Football africain : Le secrétaire général de la CAF quitte son poste pour servir son pays la RDC

0
14

C’est une confidence rare et un éclairage inédit que le président de la Confédération Africaine de Football (CAF), Patrice Motsepe, a choisi de livrer ce dimanche lors d’une conférence de presse tenue au Caire. Brisant le silence qui entourait le départ de Veron Mosengo-Omba de son poste de secrétaire général, le dirigeant sud-africain a reconstitué avec précision les circonstances d’une décision qui a surpris plus d’un observateur du football continental.

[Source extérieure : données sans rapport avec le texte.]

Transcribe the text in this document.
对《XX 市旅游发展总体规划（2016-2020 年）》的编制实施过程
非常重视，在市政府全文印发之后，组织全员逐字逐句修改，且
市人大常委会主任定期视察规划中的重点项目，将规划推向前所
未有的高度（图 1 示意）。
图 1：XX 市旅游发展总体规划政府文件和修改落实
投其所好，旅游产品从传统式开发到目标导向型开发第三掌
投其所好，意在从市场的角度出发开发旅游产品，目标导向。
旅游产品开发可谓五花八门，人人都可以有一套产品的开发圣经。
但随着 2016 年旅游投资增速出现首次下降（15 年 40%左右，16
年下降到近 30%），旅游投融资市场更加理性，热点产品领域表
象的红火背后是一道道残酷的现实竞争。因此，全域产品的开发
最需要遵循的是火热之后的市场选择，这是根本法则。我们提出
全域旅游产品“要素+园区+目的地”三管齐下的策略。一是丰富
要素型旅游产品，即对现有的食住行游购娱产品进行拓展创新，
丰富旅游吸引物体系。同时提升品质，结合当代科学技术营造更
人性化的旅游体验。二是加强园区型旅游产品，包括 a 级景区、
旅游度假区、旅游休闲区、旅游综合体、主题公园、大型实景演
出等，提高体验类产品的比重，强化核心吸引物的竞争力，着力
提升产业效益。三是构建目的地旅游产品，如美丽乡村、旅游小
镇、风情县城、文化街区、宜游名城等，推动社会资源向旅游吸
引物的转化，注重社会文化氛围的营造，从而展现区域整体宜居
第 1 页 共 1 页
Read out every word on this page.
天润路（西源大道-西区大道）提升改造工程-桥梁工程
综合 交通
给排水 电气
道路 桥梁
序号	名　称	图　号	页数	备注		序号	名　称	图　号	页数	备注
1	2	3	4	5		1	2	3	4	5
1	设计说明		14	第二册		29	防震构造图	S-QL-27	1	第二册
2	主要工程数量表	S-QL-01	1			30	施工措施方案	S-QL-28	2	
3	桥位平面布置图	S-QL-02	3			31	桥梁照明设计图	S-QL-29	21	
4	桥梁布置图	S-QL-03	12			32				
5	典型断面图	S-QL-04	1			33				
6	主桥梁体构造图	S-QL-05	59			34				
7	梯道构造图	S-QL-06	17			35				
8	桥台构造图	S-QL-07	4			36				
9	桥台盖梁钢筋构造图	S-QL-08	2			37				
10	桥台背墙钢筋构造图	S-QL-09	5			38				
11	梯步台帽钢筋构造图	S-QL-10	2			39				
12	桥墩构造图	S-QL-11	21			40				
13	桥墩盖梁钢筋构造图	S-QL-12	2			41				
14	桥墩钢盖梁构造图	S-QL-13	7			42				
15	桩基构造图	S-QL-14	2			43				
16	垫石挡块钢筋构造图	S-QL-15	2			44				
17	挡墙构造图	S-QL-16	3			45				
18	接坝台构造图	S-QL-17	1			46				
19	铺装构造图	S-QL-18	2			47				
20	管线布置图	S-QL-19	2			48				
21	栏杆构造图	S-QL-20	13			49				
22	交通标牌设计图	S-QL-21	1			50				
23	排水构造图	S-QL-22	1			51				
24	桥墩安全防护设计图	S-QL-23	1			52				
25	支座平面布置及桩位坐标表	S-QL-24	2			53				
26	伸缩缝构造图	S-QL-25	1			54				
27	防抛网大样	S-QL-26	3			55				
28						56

Tout aurait commencé par un appel téléphonique inattendu. *« J’ai reçu un appel un soir de Veron, qui m’a dit : Président, j’ai besoin de vous parler »*, a relaté Motsepe, décrivant un homme visiblement habité par une conviction profonde. Intrigué, le président de la CAF a accepté une rencontre en tête-à-tête en Afrique du Sud, à la demande expresse de son collaborateur, qui souhaitait s’entretenir avec lui « en privé », loin des couloirs feutrés de l’instance continentale.

C’est lors de cette réunion discrète que Mosengo-Omba aurait révélé le fond de sa pensée. Sollicité personnellement par le président de la République Démocratique du Congo, Félix Tshisekedi, l’ancien secrétaire général de la CAF s’est vu confier une mission qu’il n’a pas pu décliner : contribuer au redressement et au développement du football dans son pays natal. *« Le président Félix, au nom du peuple de la RDC, lui avait demandé de venir aider et contribuer au développement du football dans le pays »*, a rapporté Motsepe, résumant les termes de cet appel patriotique.

Loin de tout désaccord institutionnel ou tension interne, le départ de Mosengo-Omba apparaît ainsi comme un choix dicté par une conviction personnelle et un sens aigu du devoir envers sa nation. Ses propres mots, tels que rapportés par Motsepe, ne laissent guère de place à l’ambiguïté : « Je suis très déterminé, mais je ressens le besoin d’apporter ma contribution au développement du football dans mon pays, là où j’ai grandi. »

Cette révélation publique du président Motsepe intervient dans un contexte où la CAF traverse une période de transition à la tête de son administration, et soulève des interrogations légitimes sur la succession de celui qui aura été l’un des piliers organisationnels de l’instance depuis plusieurs années. Le football africain perd un cadre expérimenté, tandis que la RDC, elle, accueille un homme déterminé à mettre son expertise au service d’un championnat national en quête de renouveau.